On Wednesday Dec. 2, the United Kingdom approved the Pfizer vaccine, making the UK first to approve and receive it. Britain’s medicines and healthcare regulator judged the vaccine as safe and ready for the public.
“We have carried out a rigorous scientific assessment of all the available evidence of quality, safety and effectiveness. The public’s safety has always been at the forefront of our minds – safety is our watchword,” Medicines and Healthcare products Regulatory Agency Chief Executive, Dr. June Raine said in a statement.
UK officials ordered 40 million doses of the vaccine. Of the doses, 800,000 may be used within the next week. Due to limited supply, the vaccine first must reach residents of nursing homes and their caregivers along with health-care workers.
After all front-line medical personnel receive the shot, next in line includes those over 75 years of age, then people 70 or older along with clinically vulnerable individuals. Individuals between the ages of 16-64 with underlying health conditions directly follow and, finally, those 50 years of age and over. Directly after these priority high-risk groups, there will be a second phase of vaccinations for younger groups.
Distribution locations remain undecided. However, the vaccine must be stored at cold temperatures of minus 70 degrees celsius. This may pose a challenge in terms of storage and distribution, making only select hospitals suitable for the first rounds of vaccinations.
Prior to UK approval, the Pfizer and BioNTech vaccine went through several rounds of clinical trials and evidence shows that, after two doses of the vaccine, an efficiency rate higher than 90% occurs a week later, with total immunity after 28 days of initial vaccine.
According to a more recent study, CNN reports that, after three rounds of trials, the vaccine has proven 95% effective with no serious safety concerns.

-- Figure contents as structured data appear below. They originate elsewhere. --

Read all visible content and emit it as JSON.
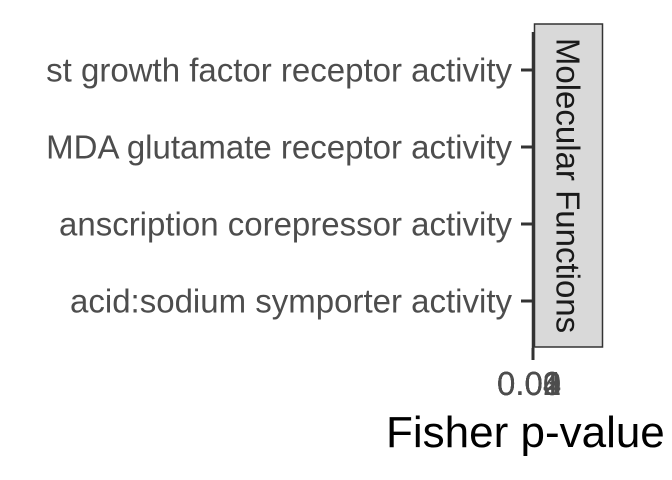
{
  "chart_data": {
    "type": "bar",
    "orientation": "horizontal",
    "facet_label": "Molecular Functions",
    "categories": [
      "st growth factor receptor activity",
      "MDA glutamate receptor activity",
      "anscription corepressor activity",
      "acid:sodium symporter activity"
    ],
    "values": [
      0,
      0,
      0,
      0
    ],
    "xlabel": "Fisher p-value",
    "ylabel": "",
    "x_tick_labels": [
      "0.00",
      "0.01",
      "0.02",
      "0.03",
      "0.04"
    ],
    "xlim": [
      0,
      0.04
    ],
    "grid": false,
    "colors": {
      "axis": "#333333",
      "label_text": "#4d4d4d",
      "strip_fill": "#d9d9d9",
      "strip_border": "#333333"
    }
  }
}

However, minimal side effects including pain at the injection site, fatigue, chills and fever may occur.
As for the U.S., the Food and Drug Administration plans on waiting until Dec. 10 to begin considering the approval of the vaccine. Current projections predict the mass of Americans may receive the vaccine in spring of 2021.
The Pfizer vaccine breaks records with its speedy creation, which only took 10 months to push out. This process historically takes up to 10 years before mass administration to the general public.